Study of the relationship of resorptive and depository surfaces to the maintenance of bone graft volume in the growing rabbit facial skeleton [30] reveals that the kind of bone used may also play a role. It was observed that particulate cortical bone did not heal in a predictable fashion but a cortical block as a solitary implant yielded better results as in our series of cases [31]. We employed a mixture of both cortical and cancellous graft and achieved the desired continuity and bulk.

Since Pogrel et al. [7] described failure of mandibular reconstruction as loss of continuity, requiring further grafting, all 13 cases had been successfully grafted with an evidence of better ossification in the PRP group.
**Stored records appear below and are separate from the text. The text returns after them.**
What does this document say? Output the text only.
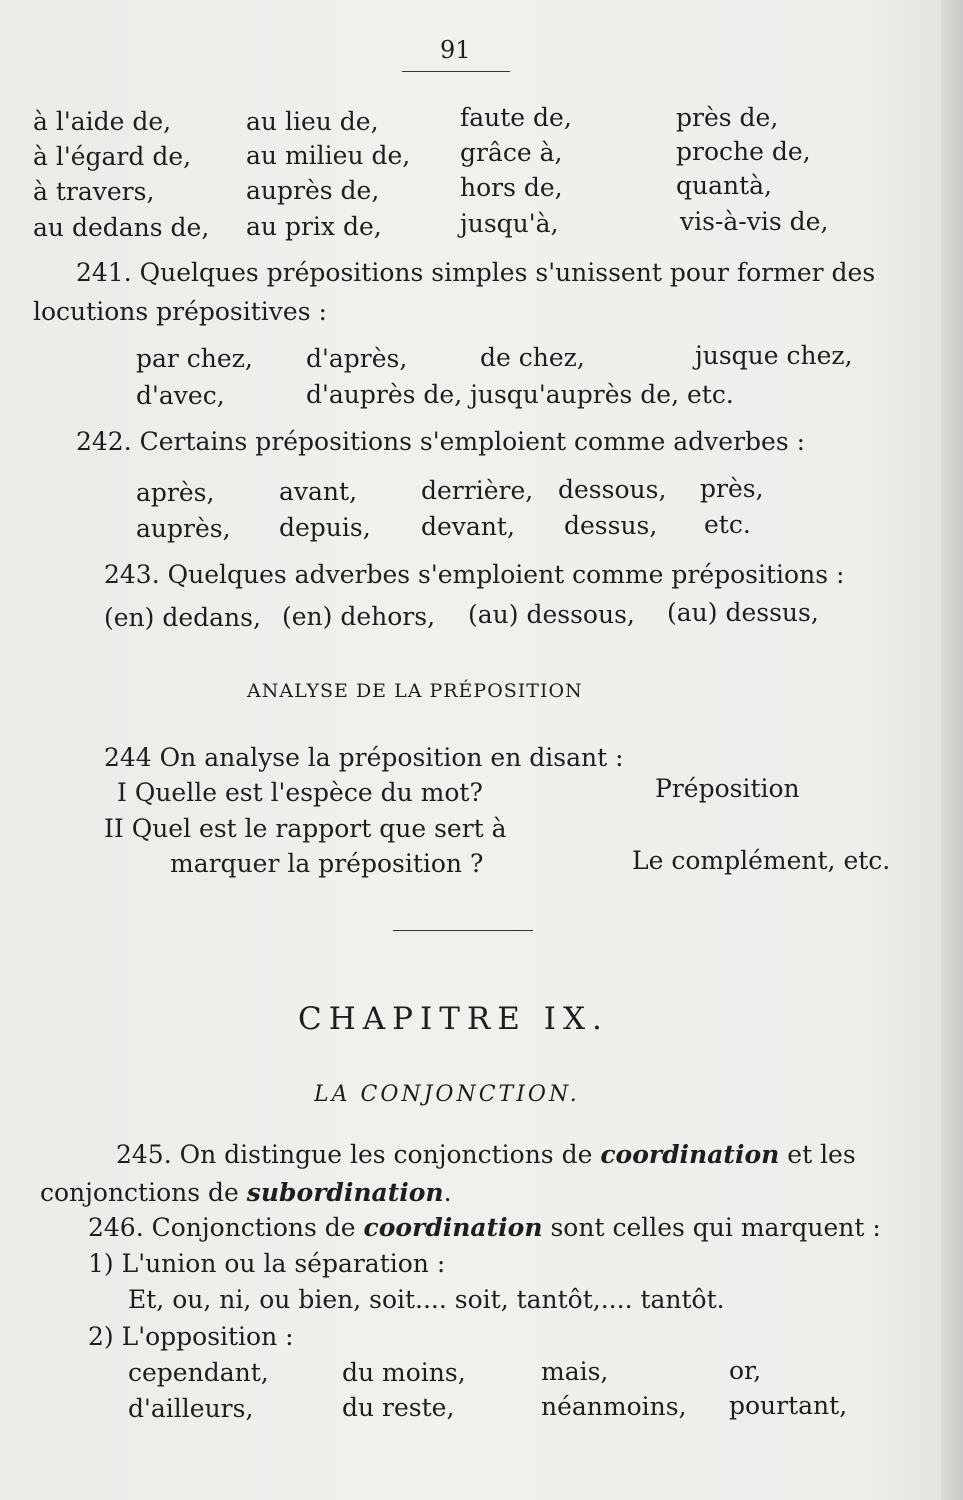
91
à l'aide de,	au lieu de,	faute de,	près de,
à l'égard de, au milieu de, grâce à,	proche de,
à travers,	auprès de,	hors de,	quantà,
au dedans de, au prix de,	jusqu'à,	vis-à-vis de,
241. Quelques prépositions simples s'unissent pour former des
locutions prépositives :
par chez, d'après,	de chez,	jusque chez,
d'avec,	d'auprès de, jusqu'auprès de, etc.
242. Certains prépositions s'emploient comme adverbes :
après,	avant,	derrière, dessous, près,
auprès, depuis, devant, dessus, etc.
243. Quelques adverbes s'emploient comme prépositions :
(en) dedans, (en) dehors, (au) dessous, (au) dessus,
ANALYSE DE LA PRÉPOSITION
244 On analyse la préposition en disant :
I Quelle est l'espèce du mot?	Préposition
II Quel est le rapport que sert à
marquer la préposition ?	Le complément, etc.
CHAPITRE IX.
LA CONJONCTION.
245. On distingue les conjonctions de coordination et les
conjonctions de subordination.
246. Conjonctions de coordination sont celles qui marquent :
1) L'union ou la séparation :
Et, ou, ni, ou bien, soit.... soit, tantôt,.... tantôt.
2) L'opposition :
cependant,	du moins,	mais,	or,
d'ailleurs,	du reste,	néanmoins, pourtant,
Though anatomic shape could not be achieved perfectly, due to the presence of pre-existing scars, it was acceptable to the patient and prosthetic rehabilitation using removable dentures was done, comparable to other clinical studies in mandibular reconstruction using PRP [20, 2325].

The evidence of an increased number of wound dehiscence due to infection in the non-PRP cases may support the antimicrobial effect of PRP [3235].

The rigid cortical block graft serves as a scaffold for wound healing and maintains the shape of the mandible and obliterates the cosmetic defect as desired by the patient.

Conclusion

The use of PRP along with autogenous bone graft may be advantageous since it appeared to enhance the quantity of bone formed. Further long-term follow-up and studies are required to effectively establish the efficacy of PRP and autogenous free bone grafts in the reconstruction of bony defects.